Ad
portas que la Fiscalía cierre la investigación y presente acusación en
contra de un hombre que fue condenado por graves hechos y que estuvo
prófugo, el Servicio Nacional de la Mujer y Equidad de Género (Sernameg)
de Magallanes, se hizo parte de la causa en apoyo de la víctima a
través de una querella criminal.
De
acuerdo con la acción judicial del Sernameg, patrocinada por su abogada
Priscila Alejandra King Aguilar, el 19 de diciembre de 2017,
aproximadamente a las 19.30 horas, y en circunstancias en que la víctima
se encontraba en su domicilio junto a sus tres hijos y su sobrina,
ingresó el cónyuge de la afectada, el imputado Héctor Lemarchant Gómez,
con quien se encuentra separada de hecho, por haber sido víctima de
violencia intrafamiliar. Al ingresar al domicilio Lemarchand, y por la
negativa de que saliera con su hija del inmueble, él reacciona de forma
violenta, por lo que la afectada decide juntar sus pertenencias y las de
sus hijos, para irse del inmueble (debido a que la propietaria del
inmueble es la madre del imputado), ante lo cual Lemarchand se altera
más, y en el dormitorio del inmueble le quita el celular y le comienza a
dar golpes de puño en su rostro, en esos momentos pierde unos instantes
el conocimiento, ante lo cual su hija de 14 años, procede a intentar
proteger a su madre, en esos momentos que el imputado procede a sacar su
machete del clóset e intenta tratar de cortar la cabeza a la menor,
pero no logra su cometido, debido a que aparece su hermano quien alcanza
a agarrar a su hermana de la cintura y empujarla fuerte hacia atrás.

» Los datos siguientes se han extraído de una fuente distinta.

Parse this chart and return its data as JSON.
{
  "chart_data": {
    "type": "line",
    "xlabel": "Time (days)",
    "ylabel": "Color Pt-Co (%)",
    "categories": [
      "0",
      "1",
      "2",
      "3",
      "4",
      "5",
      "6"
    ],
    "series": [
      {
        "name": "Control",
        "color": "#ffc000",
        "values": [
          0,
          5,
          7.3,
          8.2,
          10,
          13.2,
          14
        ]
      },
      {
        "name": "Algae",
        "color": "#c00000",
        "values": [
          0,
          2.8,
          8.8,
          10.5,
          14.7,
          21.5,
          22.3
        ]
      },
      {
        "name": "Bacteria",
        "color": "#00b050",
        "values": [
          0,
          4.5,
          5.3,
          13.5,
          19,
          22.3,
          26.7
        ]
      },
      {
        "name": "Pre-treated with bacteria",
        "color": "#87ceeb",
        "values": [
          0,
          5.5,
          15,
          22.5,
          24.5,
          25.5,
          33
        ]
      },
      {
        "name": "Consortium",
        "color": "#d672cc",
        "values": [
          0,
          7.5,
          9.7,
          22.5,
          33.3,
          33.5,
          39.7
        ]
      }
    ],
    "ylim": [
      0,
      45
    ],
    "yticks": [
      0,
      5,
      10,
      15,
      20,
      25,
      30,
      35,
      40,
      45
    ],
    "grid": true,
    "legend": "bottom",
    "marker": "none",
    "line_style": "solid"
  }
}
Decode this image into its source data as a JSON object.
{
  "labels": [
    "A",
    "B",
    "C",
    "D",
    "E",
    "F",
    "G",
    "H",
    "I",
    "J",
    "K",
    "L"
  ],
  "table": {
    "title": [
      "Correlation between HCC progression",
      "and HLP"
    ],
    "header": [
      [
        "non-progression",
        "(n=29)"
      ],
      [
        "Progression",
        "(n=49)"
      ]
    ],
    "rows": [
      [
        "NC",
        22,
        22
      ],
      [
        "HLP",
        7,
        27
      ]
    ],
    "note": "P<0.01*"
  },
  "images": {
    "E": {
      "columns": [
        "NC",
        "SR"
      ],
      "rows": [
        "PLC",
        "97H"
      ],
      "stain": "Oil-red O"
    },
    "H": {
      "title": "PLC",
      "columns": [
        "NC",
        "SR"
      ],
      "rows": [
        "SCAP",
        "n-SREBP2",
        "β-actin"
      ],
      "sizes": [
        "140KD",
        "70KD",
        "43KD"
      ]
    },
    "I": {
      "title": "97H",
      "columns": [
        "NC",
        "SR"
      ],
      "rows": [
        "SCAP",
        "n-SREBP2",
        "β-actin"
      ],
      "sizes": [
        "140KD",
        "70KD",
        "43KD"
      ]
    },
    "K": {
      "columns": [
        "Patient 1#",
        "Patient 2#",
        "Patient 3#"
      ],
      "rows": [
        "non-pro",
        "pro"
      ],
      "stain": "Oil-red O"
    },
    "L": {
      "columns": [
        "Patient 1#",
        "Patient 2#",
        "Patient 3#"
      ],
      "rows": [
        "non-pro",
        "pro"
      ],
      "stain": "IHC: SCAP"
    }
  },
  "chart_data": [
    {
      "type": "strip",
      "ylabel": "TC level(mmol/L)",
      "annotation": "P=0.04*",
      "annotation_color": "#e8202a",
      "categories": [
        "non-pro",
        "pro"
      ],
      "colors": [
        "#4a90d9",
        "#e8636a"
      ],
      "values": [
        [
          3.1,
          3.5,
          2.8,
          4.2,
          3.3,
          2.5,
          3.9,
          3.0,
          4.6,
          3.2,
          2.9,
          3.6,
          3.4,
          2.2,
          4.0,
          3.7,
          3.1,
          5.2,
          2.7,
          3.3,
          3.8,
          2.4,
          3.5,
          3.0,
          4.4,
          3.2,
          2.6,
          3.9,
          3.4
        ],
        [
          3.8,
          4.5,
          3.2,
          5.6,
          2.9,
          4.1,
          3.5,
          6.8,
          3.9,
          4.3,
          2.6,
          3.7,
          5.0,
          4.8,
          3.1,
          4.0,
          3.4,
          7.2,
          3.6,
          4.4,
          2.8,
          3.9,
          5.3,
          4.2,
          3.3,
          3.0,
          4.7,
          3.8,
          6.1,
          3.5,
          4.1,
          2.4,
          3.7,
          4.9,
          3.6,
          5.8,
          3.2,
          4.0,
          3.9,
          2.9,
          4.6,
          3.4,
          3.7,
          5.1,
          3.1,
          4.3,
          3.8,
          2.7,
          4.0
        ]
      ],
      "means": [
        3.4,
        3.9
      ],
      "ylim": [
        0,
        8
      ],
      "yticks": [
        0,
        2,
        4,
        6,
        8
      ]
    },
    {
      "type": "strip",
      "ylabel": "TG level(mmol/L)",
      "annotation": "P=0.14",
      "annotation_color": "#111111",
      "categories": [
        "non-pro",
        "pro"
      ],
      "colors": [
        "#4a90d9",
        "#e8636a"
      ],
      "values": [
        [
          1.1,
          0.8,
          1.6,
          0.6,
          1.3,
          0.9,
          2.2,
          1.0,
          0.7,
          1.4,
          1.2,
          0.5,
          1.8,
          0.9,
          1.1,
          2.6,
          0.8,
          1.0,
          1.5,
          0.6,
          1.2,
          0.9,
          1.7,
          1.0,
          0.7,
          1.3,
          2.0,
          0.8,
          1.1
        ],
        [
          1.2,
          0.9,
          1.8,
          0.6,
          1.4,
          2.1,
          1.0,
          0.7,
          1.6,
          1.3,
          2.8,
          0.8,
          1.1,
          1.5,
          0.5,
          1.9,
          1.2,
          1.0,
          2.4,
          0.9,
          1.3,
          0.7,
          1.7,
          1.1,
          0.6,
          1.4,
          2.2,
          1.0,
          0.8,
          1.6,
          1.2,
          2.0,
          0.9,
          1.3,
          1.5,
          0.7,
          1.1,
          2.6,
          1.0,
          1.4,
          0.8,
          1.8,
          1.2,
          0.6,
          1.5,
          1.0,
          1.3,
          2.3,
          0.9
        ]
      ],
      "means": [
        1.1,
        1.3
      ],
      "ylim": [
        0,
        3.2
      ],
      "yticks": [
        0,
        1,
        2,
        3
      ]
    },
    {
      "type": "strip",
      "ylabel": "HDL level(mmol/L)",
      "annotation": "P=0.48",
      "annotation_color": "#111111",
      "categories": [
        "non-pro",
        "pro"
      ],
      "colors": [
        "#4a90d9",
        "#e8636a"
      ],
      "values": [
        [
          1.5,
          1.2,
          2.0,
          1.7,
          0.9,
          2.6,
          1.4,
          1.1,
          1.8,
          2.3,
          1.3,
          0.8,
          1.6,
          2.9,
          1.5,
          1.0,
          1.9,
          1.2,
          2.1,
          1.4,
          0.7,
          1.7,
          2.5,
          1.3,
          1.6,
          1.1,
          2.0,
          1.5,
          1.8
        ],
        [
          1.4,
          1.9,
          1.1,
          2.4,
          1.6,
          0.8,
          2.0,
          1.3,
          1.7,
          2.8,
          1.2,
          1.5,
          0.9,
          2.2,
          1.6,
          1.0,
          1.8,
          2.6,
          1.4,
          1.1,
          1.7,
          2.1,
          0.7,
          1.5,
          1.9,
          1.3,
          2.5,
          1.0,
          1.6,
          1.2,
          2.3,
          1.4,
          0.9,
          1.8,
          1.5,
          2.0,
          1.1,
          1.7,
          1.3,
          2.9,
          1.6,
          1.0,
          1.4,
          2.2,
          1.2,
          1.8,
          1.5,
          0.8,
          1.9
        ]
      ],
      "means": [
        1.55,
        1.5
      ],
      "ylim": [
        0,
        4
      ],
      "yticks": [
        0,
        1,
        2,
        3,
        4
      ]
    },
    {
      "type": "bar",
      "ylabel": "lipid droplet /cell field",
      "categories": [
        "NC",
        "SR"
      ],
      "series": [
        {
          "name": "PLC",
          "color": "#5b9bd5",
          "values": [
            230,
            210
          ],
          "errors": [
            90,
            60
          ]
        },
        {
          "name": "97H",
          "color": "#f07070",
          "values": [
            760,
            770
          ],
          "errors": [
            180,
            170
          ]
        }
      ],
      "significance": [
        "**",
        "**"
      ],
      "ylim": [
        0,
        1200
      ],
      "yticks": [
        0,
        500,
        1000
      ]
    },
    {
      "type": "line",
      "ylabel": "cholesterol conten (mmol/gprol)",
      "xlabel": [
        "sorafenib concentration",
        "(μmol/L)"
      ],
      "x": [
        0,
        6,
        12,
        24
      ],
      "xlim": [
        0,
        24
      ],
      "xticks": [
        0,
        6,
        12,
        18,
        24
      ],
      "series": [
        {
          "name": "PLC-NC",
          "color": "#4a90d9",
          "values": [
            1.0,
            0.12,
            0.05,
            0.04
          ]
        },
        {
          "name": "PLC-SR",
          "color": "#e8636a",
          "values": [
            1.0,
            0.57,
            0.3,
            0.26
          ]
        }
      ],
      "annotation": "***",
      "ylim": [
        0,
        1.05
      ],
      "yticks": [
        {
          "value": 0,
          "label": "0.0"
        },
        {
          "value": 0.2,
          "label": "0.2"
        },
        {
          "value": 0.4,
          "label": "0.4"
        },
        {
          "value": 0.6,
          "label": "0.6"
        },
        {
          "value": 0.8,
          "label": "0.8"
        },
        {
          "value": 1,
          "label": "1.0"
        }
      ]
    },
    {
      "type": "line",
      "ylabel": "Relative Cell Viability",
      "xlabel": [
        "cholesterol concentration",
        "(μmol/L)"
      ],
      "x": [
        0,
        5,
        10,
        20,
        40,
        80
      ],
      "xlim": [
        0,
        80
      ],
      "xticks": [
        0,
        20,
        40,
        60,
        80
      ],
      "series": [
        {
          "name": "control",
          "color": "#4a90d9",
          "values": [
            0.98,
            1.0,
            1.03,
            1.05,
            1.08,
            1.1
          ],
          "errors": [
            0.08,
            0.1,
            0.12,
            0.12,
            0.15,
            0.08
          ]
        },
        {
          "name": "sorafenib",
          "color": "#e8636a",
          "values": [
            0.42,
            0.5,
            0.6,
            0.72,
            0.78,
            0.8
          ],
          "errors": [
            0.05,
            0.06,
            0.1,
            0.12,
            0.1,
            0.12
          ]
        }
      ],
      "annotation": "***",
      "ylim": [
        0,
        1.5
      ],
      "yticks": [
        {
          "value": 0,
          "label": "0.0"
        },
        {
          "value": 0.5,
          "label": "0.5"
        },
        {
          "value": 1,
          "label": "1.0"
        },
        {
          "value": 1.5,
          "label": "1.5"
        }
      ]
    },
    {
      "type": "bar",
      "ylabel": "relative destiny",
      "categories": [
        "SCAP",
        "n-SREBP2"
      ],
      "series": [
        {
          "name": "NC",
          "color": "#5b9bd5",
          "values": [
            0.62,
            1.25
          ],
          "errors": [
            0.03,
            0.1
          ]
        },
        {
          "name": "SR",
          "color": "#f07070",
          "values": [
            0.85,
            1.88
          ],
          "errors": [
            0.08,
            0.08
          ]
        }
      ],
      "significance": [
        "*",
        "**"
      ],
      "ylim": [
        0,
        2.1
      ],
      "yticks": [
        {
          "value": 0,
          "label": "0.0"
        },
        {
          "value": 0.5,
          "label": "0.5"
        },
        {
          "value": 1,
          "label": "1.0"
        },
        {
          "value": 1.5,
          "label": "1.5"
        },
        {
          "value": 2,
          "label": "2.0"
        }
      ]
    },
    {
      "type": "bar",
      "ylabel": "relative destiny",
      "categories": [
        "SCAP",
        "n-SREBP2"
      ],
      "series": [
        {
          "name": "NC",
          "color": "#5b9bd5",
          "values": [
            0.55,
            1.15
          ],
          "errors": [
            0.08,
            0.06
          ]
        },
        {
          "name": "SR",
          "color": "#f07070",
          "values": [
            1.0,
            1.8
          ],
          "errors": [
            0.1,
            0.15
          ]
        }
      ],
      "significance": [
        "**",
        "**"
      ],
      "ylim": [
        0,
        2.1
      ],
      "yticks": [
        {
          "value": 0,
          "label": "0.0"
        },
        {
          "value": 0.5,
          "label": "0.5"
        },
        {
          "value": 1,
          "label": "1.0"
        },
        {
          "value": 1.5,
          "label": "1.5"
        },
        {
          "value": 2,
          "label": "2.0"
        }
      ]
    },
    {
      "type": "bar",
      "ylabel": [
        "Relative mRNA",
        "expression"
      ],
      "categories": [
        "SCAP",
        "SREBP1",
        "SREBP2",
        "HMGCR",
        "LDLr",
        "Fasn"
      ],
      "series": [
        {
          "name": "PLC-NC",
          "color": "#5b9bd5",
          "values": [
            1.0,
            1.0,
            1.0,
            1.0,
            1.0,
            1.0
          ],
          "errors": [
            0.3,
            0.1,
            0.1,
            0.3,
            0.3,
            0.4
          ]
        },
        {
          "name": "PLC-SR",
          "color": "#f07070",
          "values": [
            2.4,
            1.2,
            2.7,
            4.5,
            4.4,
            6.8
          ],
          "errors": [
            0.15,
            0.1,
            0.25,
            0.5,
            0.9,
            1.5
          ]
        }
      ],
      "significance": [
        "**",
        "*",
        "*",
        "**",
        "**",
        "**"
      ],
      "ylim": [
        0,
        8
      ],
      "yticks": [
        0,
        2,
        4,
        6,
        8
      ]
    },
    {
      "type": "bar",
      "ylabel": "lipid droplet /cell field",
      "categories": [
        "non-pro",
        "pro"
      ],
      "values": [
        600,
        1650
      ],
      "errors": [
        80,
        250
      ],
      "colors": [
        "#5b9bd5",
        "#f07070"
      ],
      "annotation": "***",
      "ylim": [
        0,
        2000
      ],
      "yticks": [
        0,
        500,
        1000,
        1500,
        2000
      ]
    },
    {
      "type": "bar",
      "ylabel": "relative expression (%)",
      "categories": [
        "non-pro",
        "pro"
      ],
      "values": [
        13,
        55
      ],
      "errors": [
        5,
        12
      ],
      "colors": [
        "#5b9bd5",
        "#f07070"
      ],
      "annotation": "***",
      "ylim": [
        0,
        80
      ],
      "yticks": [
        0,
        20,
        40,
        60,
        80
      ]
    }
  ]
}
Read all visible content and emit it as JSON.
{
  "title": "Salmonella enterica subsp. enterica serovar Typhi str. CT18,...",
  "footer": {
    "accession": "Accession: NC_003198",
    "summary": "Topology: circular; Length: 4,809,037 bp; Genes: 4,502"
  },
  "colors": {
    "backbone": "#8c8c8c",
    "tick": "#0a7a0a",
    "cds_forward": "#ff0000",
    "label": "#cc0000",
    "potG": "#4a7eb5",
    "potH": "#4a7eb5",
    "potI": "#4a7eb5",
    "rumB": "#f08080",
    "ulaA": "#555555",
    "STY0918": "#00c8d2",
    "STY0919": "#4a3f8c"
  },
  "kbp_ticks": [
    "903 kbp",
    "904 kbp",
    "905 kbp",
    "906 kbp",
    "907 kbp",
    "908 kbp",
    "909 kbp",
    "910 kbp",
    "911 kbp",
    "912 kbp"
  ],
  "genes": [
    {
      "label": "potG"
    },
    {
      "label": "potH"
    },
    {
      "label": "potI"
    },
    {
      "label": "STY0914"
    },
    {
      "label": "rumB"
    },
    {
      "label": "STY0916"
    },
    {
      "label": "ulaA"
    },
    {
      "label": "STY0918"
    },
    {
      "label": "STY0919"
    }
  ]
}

Luego llega al inmueble la madre de Lemarchan, quien se lleva a su hijo
en un vehículo tipo Jeep. En esos momentos la afectada logra llamar a su
madre, quien se contacta con Carabineros.
Con
estos antecedentes, la parte querellante busca que se le acuse al
imputado por los delitos de lesiones graves en contexto de violencia
intrafamiliar en contra de su esposa, y parricidio frustrado en contra
de su hija.
En
el Juzgado de Garantía de Punta Arenas, la causa ya se habría cerrado,
por lo que la Fiscalía debería presentar en los próximos días la
acusación con la sanción que pedirá en un juicio oral.
Causa anterior
Según
la sentencia del Tribunal Oral en lo Penal de Punta Arenas, dada a
conocer el 2 de mayo del año 2017, se condenó a Héctor Lemarchand Gómez a
una pena de 541 días por los delitos de amenazas a los dos trabajadores
contratistas de Edelmag en concurso de un disparo no justificado, otra
pena de 541 días de presidio por la tenencia ilegal de municiones,
contenido en la Ley de Armas. Además se le condenó a 300 días de
presidio por amenazas en contexto de violencia intrafamiliar. Estas
penas se le impuso a Lemarchand por los hechos que se registraron pasado
el mediodía del martes 12 de julio de 2016, en circunstancias que los
afectados E.G.D. y J.D.O. realizaban labores de contratistas,
concurriendo a la Villa Suiza con la finalidad de realizar el corte del
suministro eléctrico al domicilio del imputado por el no pago de dicha
cuenta. En esos momentos, salió desde el interior del inmueble a pedir
explicaciones por el corte, insultándolos y obligándolos a que se
retiraran del lugar. A pesar de esto, los trabajadores continuaron su
labor para realizar la suspensión del suministro
desde el poste de energía eléctrica, instantes en que Lemarchand Gómez
ingresó a su domicilio nuevamente para salir al antejardín con un arma y
proceder a disparar al aire con la finalidad de amedrentar a los
trabajadores, amenazándolos, situación que llevó a refugiarse y dar
alerta a Carabineros. Tras la incautación de la pistola, personal
policial ingresó al domicilio donde encontró a la cónyugue del imputado
oculta con sus tres hijos menores en una habitación, visiblemente
atemorizados. En esos momentos la mujer decidió denunciar a su marido,
indicándole a Carabineros que constantemente era víctima de amenazas de
muerte por parte del imputado.
En
el mismo procedimiento en el entretecho del inmueble se le encontró 107
cartuchos calibre 7.62 sin percutar, que corresponde a munición de
guerra, además de un cartucho calibre 1.30 sin percutar. En la revisión
además se logró encontrar en el cajón del velador del dormitorio
principal, once cartuchos 9 mm que el imputado mantenía, mientras que en
el clóset se le encontró una funda con doce cartuchos calibre 45 para
revólver sin percutar, los que no contaba con la autorización, a
diferencia del arma de fuego, que era la única que mantenía en regla.